L’informatique grand public est un autre modèle économique. Elle nécessite des frais commerciaux plutôt que l’innovation. Il faut fabriquer des produits simples, ne nécessitant pas d’apprentissage complexe, mais vendu grâce à des campagnes publicitaires gigantesques. Ce n’était pas définitivement pas la tasse de thé d’IBM. Son domaine, c’étaient des systèmes complexes, fortement intégrés, répondant aux besoins de contrôle des directions des grands groupes.
Et au début, les possibilités des micro-ordinateurs justifiaient son mépris. Ces appareils ne permettaient que de faire de la programmation ou de jouer à des jeux simples.
L’arrivée de Visicalc changea la donne. Visicalc fut le premier tableur et plus généralement la première application bureautique. Une nuée de contrôleurs de gestion trouva ainsi le moyen de vérifier et d’actualiser son budget de façon simple. Des hommes proches des Top Managers découvrirent qu’il existait une autre informatique que celle de Grosse Bleu, plus simple, plus réactive, plus adaptée à une monde où il faut répondre rapidement à la concurrence. IBM pris un coup de vieux.
Il lui fallait réagir vite. La firme lança la conception du premier Personal Computer.
Elle n’avait pas le temps de développer l’ensemble des composants. Elle décida d’acheter sur étagère à des intervenants extérieurs les pièces essentielles de la machine.

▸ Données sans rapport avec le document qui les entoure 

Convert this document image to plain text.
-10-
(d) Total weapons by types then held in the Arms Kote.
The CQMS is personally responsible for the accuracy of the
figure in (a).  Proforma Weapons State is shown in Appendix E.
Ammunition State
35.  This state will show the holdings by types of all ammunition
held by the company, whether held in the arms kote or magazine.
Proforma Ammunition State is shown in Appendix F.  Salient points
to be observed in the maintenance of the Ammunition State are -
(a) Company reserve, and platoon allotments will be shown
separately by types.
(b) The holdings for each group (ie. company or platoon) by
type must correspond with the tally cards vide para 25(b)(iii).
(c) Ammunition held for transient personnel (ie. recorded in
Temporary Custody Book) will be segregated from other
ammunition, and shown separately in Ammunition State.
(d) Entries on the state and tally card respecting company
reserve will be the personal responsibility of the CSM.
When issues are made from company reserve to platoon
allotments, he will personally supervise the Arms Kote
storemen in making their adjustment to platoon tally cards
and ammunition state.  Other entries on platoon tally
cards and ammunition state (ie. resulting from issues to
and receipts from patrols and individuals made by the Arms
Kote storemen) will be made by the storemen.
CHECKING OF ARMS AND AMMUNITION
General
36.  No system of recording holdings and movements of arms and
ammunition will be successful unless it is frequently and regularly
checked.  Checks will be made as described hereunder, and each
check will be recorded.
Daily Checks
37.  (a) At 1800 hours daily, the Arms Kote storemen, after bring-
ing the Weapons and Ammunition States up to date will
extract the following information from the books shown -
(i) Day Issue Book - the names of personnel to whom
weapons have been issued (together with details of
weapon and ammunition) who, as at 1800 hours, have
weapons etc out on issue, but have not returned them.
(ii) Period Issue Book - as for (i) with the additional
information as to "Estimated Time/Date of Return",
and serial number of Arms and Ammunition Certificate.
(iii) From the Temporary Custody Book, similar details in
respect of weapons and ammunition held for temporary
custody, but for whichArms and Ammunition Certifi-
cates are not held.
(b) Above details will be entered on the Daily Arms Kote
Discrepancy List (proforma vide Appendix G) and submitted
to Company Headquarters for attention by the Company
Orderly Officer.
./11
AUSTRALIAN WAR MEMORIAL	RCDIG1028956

C’est ainsi qu’il sous-traita à Intel la fabrication du microprocesseur et à Microsoft le logiciel d’exploitation.

Le roi du soft

Le monde des fondus d’informatique était encore le domaine du fer à souder autant que celui de la programmation. L’aventure de Jobs et Wozniak, les créateurs d’Apple est emblématique. Ils ne concevaient pas de livrer un programme sans la machine qui allait avec. Le logiciel n’était qu’un accessoire indissociable de l’ordinateur.
Manifestement Bill Gates n’avait aucun goût pour les travaux manuels. Le nom de la société qu’il crée, Microsoft (logiciel pour microordinateur ?) montre assez son ambition.
Son objectif n’était pas de créer de nouvelles machines (les bricoleurs pullulaient sur le marché), mais de leur fournir les programmes qu’ils n’avaient pas le temps ou les compétences de faire.
C’est ainsi qu’il débuta en fournissant à Altaïr, un des premiers créateurs de micro-ordinateur, un système d’exploitation qui optimisait le fonctionnement de l’appareil. Jeune homme pressé, Bill s’appuya sur les travaux préexistants d’un autre concepteur de logiciel qui avait créé un outil appelé Quick and Dirty Opérational System (QDOS- système d’exploitation vite fait mal fait).

Smart Bill

La notoriété d’IBM et un produit correct sorti dans les délais firent le succès de l’opération. IBM pris pour un temps la tète du marché de la micro-informatique.
Mais, Bill Gates mena une politique commerciale astucieuse.
D’abord, ce fils d’avocat savait l’importance de la propriété intellectuelle. Il avait cédé à IBM le droit d’usage de Q/DOS mais gardait le droit de licence. Bill Gates put donc vendre à d’autres fabricants d’ordinateurs son système d’exploitation.
La deuxième astuce fut de proposer des contrats long terme aux fabricants d’ordinateur. Microsoft proposa à partir de 1995 des contrats avec de fortes remises aux fabricants de micro-ordinateurs. En contrepartie ceux-ci s’engageaient à utiliser exclusivement ses logiciels. Dès lors les utilisateurs finaux avaient tout intérêt à utiliser les produits Microsoft, optimisés pour son système d’exploitation Windows. Alors que le marché de la bureautique était encore très concurrentiel au début des années 90 avec des produits comme WordPerfect, Lotus 123, Netscape, la suite Office balaya le monde et équipa 90% des PC.
Autre point fort, son API (Application Programming Interface), destiné aux éditeurs de logiciels. Celui-ci était fortement standardisé. Quelque soit la machine qui ferait tourner son système d’exploitation, les éditeurs de logiciels étaient assurés que leur programme fonctionnerait s’il était compatible avec Windows.
Face au splendide isolement d’Apple, campé sur une synergie machine/programme, toute l’industrie du numérique avait intérêt au succès de Microsoft. Les fabricants d’ordinateur avaient un logiciel d’exploitation à bas coût, les éditeurs de logiciel avaient un vaste marché ouvert à leurs produits, les utilisateurs de bureautique avaient des produits à cout limité grâce à l’allongement des séries. Au centre de la toile collaborative ainsi tissée, Microsoft vit sa trésorerie grossir, grossir…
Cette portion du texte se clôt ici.